• The Plantsman’s Advent Calendar Day 22: Oenothera macrocarpa ssp. fremontii

    Happy Winter Solstice!  The day of reckoning, the shortest of them all thankfully, is upon us.  Let the march (trudge) towards spring begin…

    On this the first day of winter, I think it’s appropriate to celebrate with something silvery.  Some of you in the Mountain West and northern plains today get to enjoy another less comely version of silvery white and to you all I offer my condolences.

    Onto silver.  Oenothera macrocarpa is a fascinating species for a couple of reasons.  First, it’s just a great garden plant.  I’ve grown forms of it since I was a kid, back when I just thought it was pretty and got excited at its rampant vigor.  Second, the variation across its range is marked and pronounced.  Fremont’s Evening Primrose (ssp. fremontii) grows in chalky, rocky soils (read: hell) in northern Kansas and south central Nebraska.  At one point it was considered a separate species, owing to its smaller, more abundant flowers and slight differences in the shape of its seedpod when compared to other provenances.  But bringing it back into the fold of O. macrocarpa makes plenty of sense taxonomically and helps to underscore the importance of collecting and evaluating germplasm of broadly distributed species from across their geographic distributions.  Enough with the provenance soapbox…

    In the garden, O. macrocarpa ssp. fremontii rues a silver day, flirting with my wandering eyes from its emergence in May to its disappearance in late fall.  The plants I grow don’t have cultivar names, but rather owe their origins to wild-collected seed.  In other words, variation abounds, and I love it.    These silver salvers serve up yellow flowers, sunny and tastefully lemony, on the eve of high summer; an eloquent way of saying that these flowers show up when it’s blisteringly hot out.  Though I don’t have any specimens worth of higher selection, I enjoy the undercurrent of pewter that moves through my rock garden each time the wind rustles through their foliage (and thankfully for once not due to powdery mildew).  Can you tell I’m just a little struck with puppy love here?

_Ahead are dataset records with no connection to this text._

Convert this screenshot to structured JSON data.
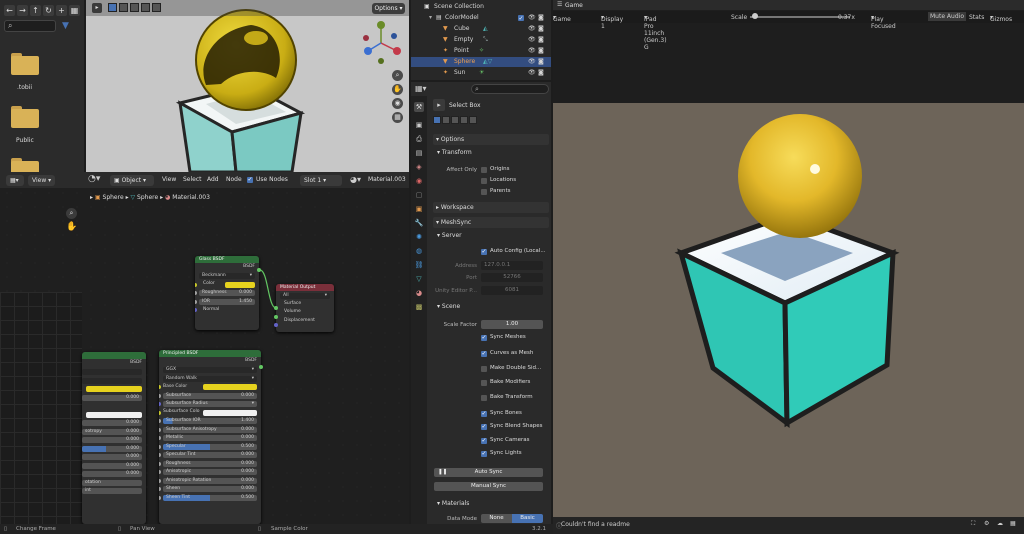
{
  "file_browser": {
    "folders": [
      {
        "label": ".tobii"
      },
      {
        "label": "Public"
      },
      {
        "label": ""
      }
    ]
  },
  "viewport3d": {
    "options_label": "Options"
  },
  "node_editor": {
    "editor_type": "Object",
    "menu": [
      "View",
      "Select",
      "Add",
      "Node"
    ],
    "use_nodes_label": "Use Nodes",
    "use_nodes": true,
    "slot": "Slot 1",
    "material_name": "Material.003",
    "breadcrumb": [
      "Sphere",
      "Sphere",
      "Material.003"
    ],
    "view_label": "View",
    "glass_node": {
      "title": "Glass BSDF",
      "output": "BSDF",
      "distribution": "Beckmann",
      "color_label": "Color",
      "roughness_label": "Roughness",
      "roughness": "0.000",
      "ior_label": "IOR",
      "ior": "1.450",
      "normal_label": "Normal"
    },
    "output_node": {
      "title": "Material Output",
      "target": "All",
      "inputs": [
        "Surface",
        "Volume",
        "Displacement"
      ]
    },
    "principled_node": {
      "title": "Principled BSDF",
      "output": "BSDF",
      "distribution": "GGX",
      "subsurface_method": "Random Walk",
      "rows": [
        {
          "label": "Base Color",
          "value": ""
        },
        {
          "label": "Subsurface",
          "value": "0.000"
        },
        {
          "label": "Subsurface Radius",
          "value": ""
        },
        {
          "label": "Subsurface Colo",
          "value": ""
        },
        {
          "label": "Subsurface IOR",
          "value": "1.400"
        },
        {
          "label": "Subsurface Anisotropy",
          "value": "0.000"
        },
        {
          "label": "Metallic",
          "value": "0.000"
        },
        {
          "label": "Specular",
          "value": "0.500"
        },
        {
          "label": "Specular Tint",
          "value": "0.000"
        },
        {
          "label": "Roughness",
          "value": "0.000"
        },
        {
          "label": "Anisotropic",
          "value": "0.000"
        },
        {
          "label": "Anisotropic Rotation",
          "value": "0.000"
        },
        {
          "label": "Sheen",
          "value": "0.000"
        },
        {
          "label": "Sheen Tint",
          "value": "0.500"
        }
      ]
    },
    "partial_node": {
      "output": "BSDF",
      "values": [
        "0.000",
        "0.000",
        "0.000",
        "0.000",
        "0.000",
        "0.000",
        "0.000",
        "0.000"
      ],
      "labels": [
        "sotropy",
        "otation",
        "int"
      ]
    }
  },
  "statusbar": {
    "items": [
      "Change Frame",
      "Pan View",
      "Sample Color"
    ],
    "version": "3.2.1"
  },
  "outliner": {
    "title": "Scene Collection",
    "items": [
      {
        "name": "ColorModel",
        "icon": "collection-icon",
        "selected": false
      },
      {
        "name": "Cube",
        "icon": "mesh-icon",
        "selected": false
      },
      {
        "name": "Empty",
        "icon": "empty-icon",
        "selected": false
      },
      {
        "name": "Point",
        "icon": "light-icon",
        "selected": false
      },
      {
        "name": "Sphere",
        "icon": "mesh-icon",
        "selected": true
      },
      {
        "name": "Sun",
        "icon": "light-icon",
        "selected": false
      }
    ]
  },
  "properties": {
    "tool_name": "Select Box",
    "options_section": "Options",
    "transform_section": "Transform",
    "affect_only_label": "Affect Only",
    "affect_only": [
      "Origins",
      "Locations",
      "Parents"
    ],
    "workspace_section": "Workspace",
    "meshsync_section": "MeshSync",
    "server_section": "Server",
    "auto_config_label": "Auto Config (Local...",
    "address_label": "Address",
    "address": "127.0.0.1",
    "port_label": "Port",
    "port": "52766",
    "unity_editor_label": "Unity Editor P...",
    "unity_editor_value": "6081",
    "scene_section": "Scene",
    "scale_factor_label": "Scale Factor",
    "scale_factor": "1.00",
    "checks": [
      {
        "label": "Sync Meshes",
        "on": true
      },
      {
        "label": "Curves as Mesh",
        "on": true
      },
      {
        "label": "Make Double Sid...",
        "on": false
      },
      {
        "label": "Bake Modifiers",
        "on": false
      },
      {
        "label": "Bake Transform",
        "on": false
      },
      {
        "label": "Sync Bones",
        "on": true
      },
      {
        "label": "Sync Blend Shapes",
        "on": true
      },
      {
        "label": "Sync Cameras",
        "on": true
      },
      {
        "label": "Sync Lights",
        "on": true
      }
    ],
    "auto_sync_label": "Auto Sync",
    "manual_sync_label": "Manual Sync",
    "materials_section": "Materials",
    "data_mode_label": "Data Mode",
    "data_mode_options": [
      "None",
      "Basic"
    ],
    "data_mode_selected": "Basic"
  },
  "game_view": {
    "tab": "Game",
    "mode": "Game",
    "display": "Display 1",
    "device": "iPad Pro 11inch (Gen.3) G",
    "scale_label": "Scale",
    "scale_value": "0.37x",
    "play_focused": "Play Focused",
    "mute_audio": "Mute Audio",
    "stats": "Stats",
    "gizmos": "Gizmos",
    "status_message": "Couldn't find a readme"
  }
}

    But there are several nice forms and selections of this showy Great Plains native available, carry image-conjuring names like ‘Shimmer’, ‘Silver Wings’, and ‘Comanche Campfire’.  I can attest to the fact that all of them deserve a place in American gardens.  Of these, ‘Shimmer’ takes top honors for its dazzling foliar presentation, floriferousness, and high ‘hot or not’ score (plant-style).


    High Country Gardens

    Jelitto Seeds

    Plant Delights Nursery

    Oenothera macrocarpa ssp. fremontii, ©2011, Kelly D. Norris

    Oenothera macrocarpa ssp. fremontii, ©2011, Kelly D. Norris

4 Responsesso far.

  1. Panayoti says:

    I had a great treat last June finding this subspecies in its native habitat at Monument rocks in nw Kansas. ‘Shimmer’ is supposedly a selection, but acts like a distinct taxon with much smaller seed pods: what the hey! They’re both essential! As are all subspecies and the type of this grand American native. You’re on the money with this one. But Kelly, you are always on the money: are you sure you aren’t a banker? Merry Christmas, pard’: see you in a few months!

  2. Kelly Norris says:

    I would love to see this ssp. in its native condition some day. Also, such a permanent plant. That taproot ensures its existence forever. Mine just keep getting bigger.

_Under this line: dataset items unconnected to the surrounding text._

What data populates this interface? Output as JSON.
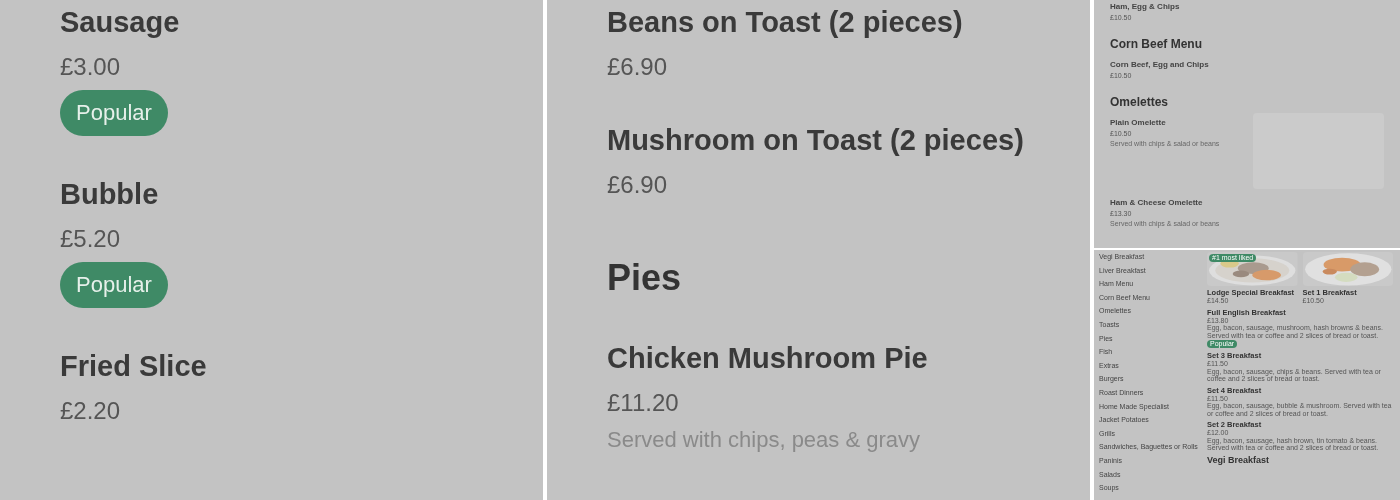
{
  "panels": [
    {
      "kind": "large",
      "entries": [
        {
          "kind": "item",
          "name": "Sausage",
          "price": "£3.00",
          "badge": "Popular"
        },
        {
          "kind": "item",
          "name": "Bubble",
          "price": "£5.20",
          "badge": "Popular"
        },
        {
          "kind": "item",
          "name": "Fried Slice",
          "price": "£2.20"
        }
      ]
    },
    {
      "kind": "large",
      "entries": [
        {
          "kind": "item",
          "name": "Beans on Toast (2 pieces)",
          "price": "£6.90"
        },
        {
          "kind": "item",
          "name": "Mushroom on Toast (2 pieces)",
          "price": "£6.90"
        },
        {
          "kind": "heading",
          "name": "Pies"
        },
        {
          "kind": "item",
          "name": "Chicken Mushroom Pie",
          "price": "£11.20",
          "description": "Served with chips, peas & gravy"
        }
      ]
    },
    {
      "kind": "small",
      "entries": [
        {
          "kind": "item",
          "name": "Ham, Egg & Chips",
          "price": "£10.50"
        },
        {
          "kind": "heading",
          "name": "Corn Beef Menu"
        },
        {
          "kind": "item",
          "name": "Corn Beef, Egg and Chips",
          "price": "£10.50"
        },
        {
          "kind": "heading",
          "name": "Omelettes"
        },
        {
          "kind": "image_item",
          "name": "Plain Omelette",
          "price": "£10.50",
          "description": "Served with chips & salad or beans"
        },
        {
          "kind": "item",
          "name": "Ham & Cheese Omelette",
          "price": "£13.30",
          "description": "Served with chips & salad or beans"
        }
      ]
    },
    {
      "kind": "tiny",
      "sidebar": [
        "Vegi Breakfast",
        "Liver Breakfast",
        "Ham Menu",
        "Corn Beef Menu",
        "Omelettes",
        "Toasts",
        "Pies",
        "Fish",
        "Extras",
        "Burgers",
        "Roast Dinners",
        "Home Made Specialist",
        "Jacket Potatoes",
        "Grills",
        "Sandwiches, Baguettes or Rolls",
        "Paninis",
        "Salads",
        "Soups"
      ],
      "featured": [
        {
          "name": "Lodge Special Breakfast",
          "price": "£14.50",
          "badge": "#1 most liked",
          "kind": "picture"
        },
        {
          "name": "Set 1 Breakfast",
          "price": "£10.50",
          "kind": "picture"
        }
      ],
      "entries": [
        {
          "kind": "item",
          "name": "Full English Breakfast",
          "price": "£13.80",
          "description": "Egg, bacon, sausage, mushroom, hash browns & beans. Served with tea or coffee and 2 slices of bread or toast.",
          "badge": "Popular"
        },
        {
          "kind": "item",
          "name": "Set 3 Breakfast",
          "price": "£11.50",
          "description": "Egg, bacon, sausage, chips & beans. Served with tea or coffee and 2 slices of bread or toast."
        },
        {
          "kind": "item",
          "name": "Set 4 Breakfast",
          "price": "£11.50",
          "description": "Egg, bacon, sausage, bubble & mushroom. Served with tea or coffee and 2 slices of bread or toast."
        },
        {
          "kind": "item",
          "name": "Set 2 Breakfast",
          "price": "£12.00",
          "description": "Egg, bacon, sausage, hash brown, tin tomato & beans. Served with tea or coffee and 2 slices of bread or toast."
        },
        {
          "kind": "heading",
          "name": "Vegi Breakfast"
        }
      ]
    }
  ]
}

  3. Brian D. Morley says:

    Nice post Kelly, Happy Winter Solstice! I’m not sure if the species is the same in Eastern Kansas…much taller, but as you said-lots of variation! I hope you have a great Christmas! Brian

  4. Kelly Norris says:

    Brian–yes, O. macrocarpa occurs throughout Kansas. In Missouri and e. Kansas, you’re most likely to encounter O. macrocarpa ssp. macrocarpa (the largest of all the ssp.)